Wednesday, May 7, 2008

What a difference a month makes!

The spring rush continues apace with species filling the gaps where the snow used to be. A sortie on May 7th around the general area, St-Lazare sand pits, Le Grande Montee and then over to St-Timothee marsh and environs produced an absorbing day and the first 100 species trip of the year.

Starting at Saddlebrook Bog, or at least what is left of it, an earlyish Common Yellowthroat and a couple of Rusty Blackbirds got the day cooking, also a singing warbler just would not show and I'm hoping to settle down with the tapes later to confirm my tentative ID.

Moving on to the pits where a flock of 25 American Pipits were a nice surprise although they are annual there.
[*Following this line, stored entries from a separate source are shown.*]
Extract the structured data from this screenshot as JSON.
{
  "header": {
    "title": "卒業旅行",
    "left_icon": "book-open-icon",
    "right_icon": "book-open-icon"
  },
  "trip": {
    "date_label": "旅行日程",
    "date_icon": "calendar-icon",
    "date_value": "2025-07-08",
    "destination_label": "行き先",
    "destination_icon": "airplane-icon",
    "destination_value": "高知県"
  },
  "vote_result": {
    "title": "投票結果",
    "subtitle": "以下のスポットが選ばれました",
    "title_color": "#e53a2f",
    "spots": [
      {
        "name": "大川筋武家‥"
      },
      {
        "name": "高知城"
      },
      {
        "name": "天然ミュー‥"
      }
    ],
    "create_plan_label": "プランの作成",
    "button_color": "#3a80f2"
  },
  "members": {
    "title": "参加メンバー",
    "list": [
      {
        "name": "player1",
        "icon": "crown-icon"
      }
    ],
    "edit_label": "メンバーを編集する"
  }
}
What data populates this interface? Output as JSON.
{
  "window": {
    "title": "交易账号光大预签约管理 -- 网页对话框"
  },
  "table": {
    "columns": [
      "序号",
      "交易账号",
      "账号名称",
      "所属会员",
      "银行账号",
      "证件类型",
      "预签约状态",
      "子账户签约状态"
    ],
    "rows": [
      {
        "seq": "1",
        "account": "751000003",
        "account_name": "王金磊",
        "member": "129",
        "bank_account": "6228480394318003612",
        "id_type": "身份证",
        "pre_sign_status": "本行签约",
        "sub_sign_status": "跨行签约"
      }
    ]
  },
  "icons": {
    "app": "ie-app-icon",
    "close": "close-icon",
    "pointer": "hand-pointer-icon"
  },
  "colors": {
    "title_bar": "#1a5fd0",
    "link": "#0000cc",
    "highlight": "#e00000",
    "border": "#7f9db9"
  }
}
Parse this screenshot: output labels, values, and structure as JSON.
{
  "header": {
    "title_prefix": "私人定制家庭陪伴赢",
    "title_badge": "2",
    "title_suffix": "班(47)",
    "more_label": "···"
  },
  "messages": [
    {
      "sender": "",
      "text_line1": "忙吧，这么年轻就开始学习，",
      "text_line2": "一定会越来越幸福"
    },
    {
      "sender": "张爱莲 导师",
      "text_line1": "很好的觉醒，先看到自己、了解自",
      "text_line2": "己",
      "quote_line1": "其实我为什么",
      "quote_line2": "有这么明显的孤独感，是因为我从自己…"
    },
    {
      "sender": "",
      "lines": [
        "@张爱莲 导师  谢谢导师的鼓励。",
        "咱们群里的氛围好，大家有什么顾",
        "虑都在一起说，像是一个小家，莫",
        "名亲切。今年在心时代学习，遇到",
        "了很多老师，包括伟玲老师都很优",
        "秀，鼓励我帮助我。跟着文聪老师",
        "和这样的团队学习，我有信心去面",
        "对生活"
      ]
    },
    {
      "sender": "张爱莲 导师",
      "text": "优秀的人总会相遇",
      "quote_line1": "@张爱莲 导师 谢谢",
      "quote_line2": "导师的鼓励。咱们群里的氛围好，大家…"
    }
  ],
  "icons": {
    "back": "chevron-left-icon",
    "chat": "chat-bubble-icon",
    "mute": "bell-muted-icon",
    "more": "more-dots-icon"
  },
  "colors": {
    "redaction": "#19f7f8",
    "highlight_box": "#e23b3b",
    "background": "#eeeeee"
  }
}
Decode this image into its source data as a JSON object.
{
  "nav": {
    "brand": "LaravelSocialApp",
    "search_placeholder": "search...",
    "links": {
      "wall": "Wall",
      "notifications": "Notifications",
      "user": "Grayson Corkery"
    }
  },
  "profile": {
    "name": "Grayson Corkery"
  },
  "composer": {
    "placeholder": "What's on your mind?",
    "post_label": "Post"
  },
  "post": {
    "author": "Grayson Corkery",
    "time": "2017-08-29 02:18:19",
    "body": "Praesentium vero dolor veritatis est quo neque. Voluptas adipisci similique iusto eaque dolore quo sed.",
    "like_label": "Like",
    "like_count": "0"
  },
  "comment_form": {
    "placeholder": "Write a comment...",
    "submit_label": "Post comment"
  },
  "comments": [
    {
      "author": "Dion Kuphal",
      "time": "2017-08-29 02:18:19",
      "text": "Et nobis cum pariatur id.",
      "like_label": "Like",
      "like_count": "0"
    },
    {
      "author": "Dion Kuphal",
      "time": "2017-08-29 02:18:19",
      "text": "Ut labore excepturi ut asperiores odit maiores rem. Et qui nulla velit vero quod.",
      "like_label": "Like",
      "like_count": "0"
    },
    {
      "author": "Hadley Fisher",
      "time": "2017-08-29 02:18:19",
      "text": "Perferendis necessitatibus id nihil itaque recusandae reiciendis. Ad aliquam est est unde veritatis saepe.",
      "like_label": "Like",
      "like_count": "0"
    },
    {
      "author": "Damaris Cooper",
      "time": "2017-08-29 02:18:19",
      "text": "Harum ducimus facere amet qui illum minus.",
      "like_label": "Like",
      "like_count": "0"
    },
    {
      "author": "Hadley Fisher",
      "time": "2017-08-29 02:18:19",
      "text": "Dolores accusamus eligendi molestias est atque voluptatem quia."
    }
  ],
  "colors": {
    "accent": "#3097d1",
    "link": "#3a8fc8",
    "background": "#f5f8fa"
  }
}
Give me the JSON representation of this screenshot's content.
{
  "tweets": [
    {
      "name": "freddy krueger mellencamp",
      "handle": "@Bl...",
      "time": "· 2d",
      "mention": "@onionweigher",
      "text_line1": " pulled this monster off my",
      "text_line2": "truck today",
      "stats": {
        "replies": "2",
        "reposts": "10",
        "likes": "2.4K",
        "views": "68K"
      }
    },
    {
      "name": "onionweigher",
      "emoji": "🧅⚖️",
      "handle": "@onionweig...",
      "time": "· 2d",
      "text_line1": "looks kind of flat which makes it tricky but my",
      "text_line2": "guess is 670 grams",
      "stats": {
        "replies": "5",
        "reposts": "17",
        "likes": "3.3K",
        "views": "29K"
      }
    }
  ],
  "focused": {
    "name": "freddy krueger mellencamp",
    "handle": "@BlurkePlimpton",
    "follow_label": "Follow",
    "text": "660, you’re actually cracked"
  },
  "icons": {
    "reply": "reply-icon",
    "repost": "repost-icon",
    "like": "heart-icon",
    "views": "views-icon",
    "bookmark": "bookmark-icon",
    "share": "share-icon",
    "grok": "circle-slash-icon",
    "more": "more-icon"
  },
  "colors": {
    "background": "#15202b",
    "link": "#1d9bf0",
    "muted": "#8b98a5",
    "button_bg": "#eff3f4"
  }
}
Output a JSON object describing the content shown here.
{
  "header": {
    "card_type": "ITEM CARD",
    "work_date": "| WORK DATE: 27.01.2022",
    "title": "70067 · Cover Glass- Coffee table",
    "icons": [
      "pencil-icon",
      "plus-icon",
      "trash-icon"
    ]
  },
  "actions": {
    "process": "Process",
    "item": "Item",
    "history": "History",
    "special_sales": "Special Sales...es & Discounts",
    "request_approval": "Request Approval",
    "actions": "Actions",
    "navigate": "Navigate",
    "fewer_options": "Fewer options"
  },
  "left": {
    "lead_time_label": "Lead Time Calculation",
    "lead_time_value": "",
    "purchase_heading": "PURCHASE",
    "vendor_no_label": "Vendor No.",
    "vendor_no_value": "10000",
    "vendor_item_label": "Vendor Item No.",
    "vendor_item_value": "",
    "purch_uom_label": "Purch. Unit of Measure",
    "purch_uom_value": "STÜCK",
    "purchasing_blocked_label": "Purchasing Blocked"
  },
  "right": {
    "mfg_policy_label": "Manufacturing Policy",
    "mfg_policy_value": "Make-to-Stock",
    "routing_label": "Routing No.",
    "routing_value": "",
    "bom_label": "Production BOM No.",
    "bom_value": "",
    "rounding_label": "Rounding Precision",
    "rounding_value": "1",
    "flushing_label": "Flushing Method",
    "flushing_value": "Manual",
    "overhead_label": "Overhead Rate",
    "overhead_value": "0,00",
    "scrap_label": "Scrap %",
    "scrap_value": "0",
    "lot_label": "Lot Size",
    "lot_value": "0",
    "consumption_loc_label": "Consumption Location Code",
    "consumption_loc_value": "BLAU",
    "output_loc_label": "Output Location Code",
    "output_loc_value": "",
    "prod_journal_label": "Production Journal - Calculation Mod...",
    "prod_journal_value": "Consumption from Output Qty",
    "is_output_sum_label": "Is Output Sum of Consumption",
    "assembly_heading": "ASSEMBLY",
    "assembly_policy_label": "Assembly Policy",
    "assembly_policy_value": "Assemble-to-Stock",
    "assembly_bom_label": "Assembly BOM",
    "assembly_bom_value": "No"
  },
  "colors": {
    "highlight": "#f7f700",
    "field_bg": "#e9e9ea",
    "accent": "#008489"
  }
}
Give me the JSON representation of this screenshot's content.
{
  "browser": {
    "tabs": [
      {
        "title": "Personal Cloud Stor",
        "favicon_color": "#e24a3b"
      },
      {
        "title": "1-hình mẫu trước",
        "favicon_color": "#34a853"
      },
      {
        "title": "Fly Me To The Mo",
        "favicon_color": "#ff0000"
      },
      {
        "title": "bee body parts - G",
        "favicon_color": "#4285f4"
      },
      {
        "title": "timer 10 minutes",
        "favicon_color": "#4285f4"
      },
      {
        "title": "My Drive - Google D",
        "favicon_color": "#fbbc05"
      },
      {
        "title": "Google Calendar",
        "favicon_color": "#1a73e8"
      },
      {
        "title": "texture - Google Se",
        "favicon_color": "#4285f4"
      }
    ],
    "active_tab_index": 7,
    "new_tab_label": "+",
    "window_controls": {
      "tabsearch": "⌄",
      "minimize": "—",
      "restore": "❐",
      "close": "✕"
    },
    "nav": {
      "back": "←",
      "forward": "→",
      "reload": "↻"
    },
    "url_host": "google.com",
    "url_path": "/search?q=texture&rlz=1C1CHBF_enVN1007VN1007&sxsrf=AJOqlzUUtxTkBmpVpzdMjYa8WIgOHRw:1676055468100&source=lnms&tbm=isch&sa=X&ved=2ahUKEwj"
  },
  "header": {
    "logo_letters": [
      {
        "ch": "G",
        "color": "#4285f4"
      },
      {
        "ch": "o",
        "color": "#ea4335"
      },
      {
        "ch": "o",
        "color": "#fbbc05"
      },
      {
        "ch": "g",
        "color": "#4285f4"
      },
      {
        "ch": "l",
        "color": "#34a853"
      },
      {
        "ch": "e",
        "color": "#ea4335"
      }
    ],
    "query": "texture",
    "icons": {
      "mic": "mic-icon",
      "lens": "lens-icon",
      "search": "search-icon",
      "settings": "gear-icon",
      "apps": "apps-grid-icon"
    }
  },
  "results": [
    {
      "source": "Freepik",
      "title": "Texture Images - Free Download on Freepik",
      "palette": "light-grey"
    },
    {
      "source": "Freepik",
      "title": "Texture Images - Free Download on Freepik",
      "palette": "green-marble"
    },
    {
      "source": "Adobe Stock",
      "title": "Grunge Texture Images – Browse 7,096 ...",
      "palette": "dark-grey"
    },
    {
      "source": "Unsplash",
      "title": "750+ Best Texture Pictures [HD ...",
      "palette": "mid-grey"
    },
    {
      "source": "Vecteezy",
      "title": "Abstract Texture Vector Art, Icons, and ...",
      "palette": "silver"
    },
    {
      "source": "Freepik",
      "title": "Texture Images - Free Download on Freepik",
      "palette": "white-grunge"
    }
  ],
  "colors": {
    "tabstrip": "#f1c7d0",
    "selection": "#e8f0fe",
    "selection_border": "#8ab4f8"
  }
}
Both Scaup species were on the main body of water and the Vesper Sparrows were singing loudly. New for the year there were Nashville Warbler, Baltimore Oriole, Rose-breasted Grsobeak and Warbling Vireo. Northern Rough-winged Swallows were 'in' and a Solitary Sandpiper stood a lone vigil in solitude.

A few miles further on and Montee St-Angelique had a thrashing Brown Thrasher and a couple of Purple Finch, no bluebirds evident though.

I regularly visit an area called Le Grande Montee which is a minor road that is 150m into Ontario. I was a bit late in the day so the Upland Sandpipers were not showing but several Bobolinks were back from their South American wintering grounds, singing their larynx twisting song.

Progressing to St-Timothee in an orderly manner as they say, a pleasant few hours failed to be troubled by anything unusual. At around this point I realised 100 species was possible though and so I made a bit of effort. At Melocheville the first two Caspian Terns of the year loafed with the Ring-billed Gulls above the hydro dam and I found a few Hooded Mergansers and some Green-winged Teal.

With two species to go for the ton I resorted to the garden feeders adding Red-breasted Nuthatch in the evening drizzle.

Below a few shots, you are all big birders now so don't really need the ID on a plate now do you?

Noisy the local Red-shouldered Hawk setting up the territory with a few chosen threats.

A little sequence of Ruby-crowned Kinglets with their ruby crowns a glowing.

The Caspian Terns at Melocheville, a neat birding spot for a scan around.

Below a Mourning Cloak, there are more thing flying than just birds and the all round naturalist should be able to take time out to ID at least the common species.
Don't House Finches look gorgeous when wet!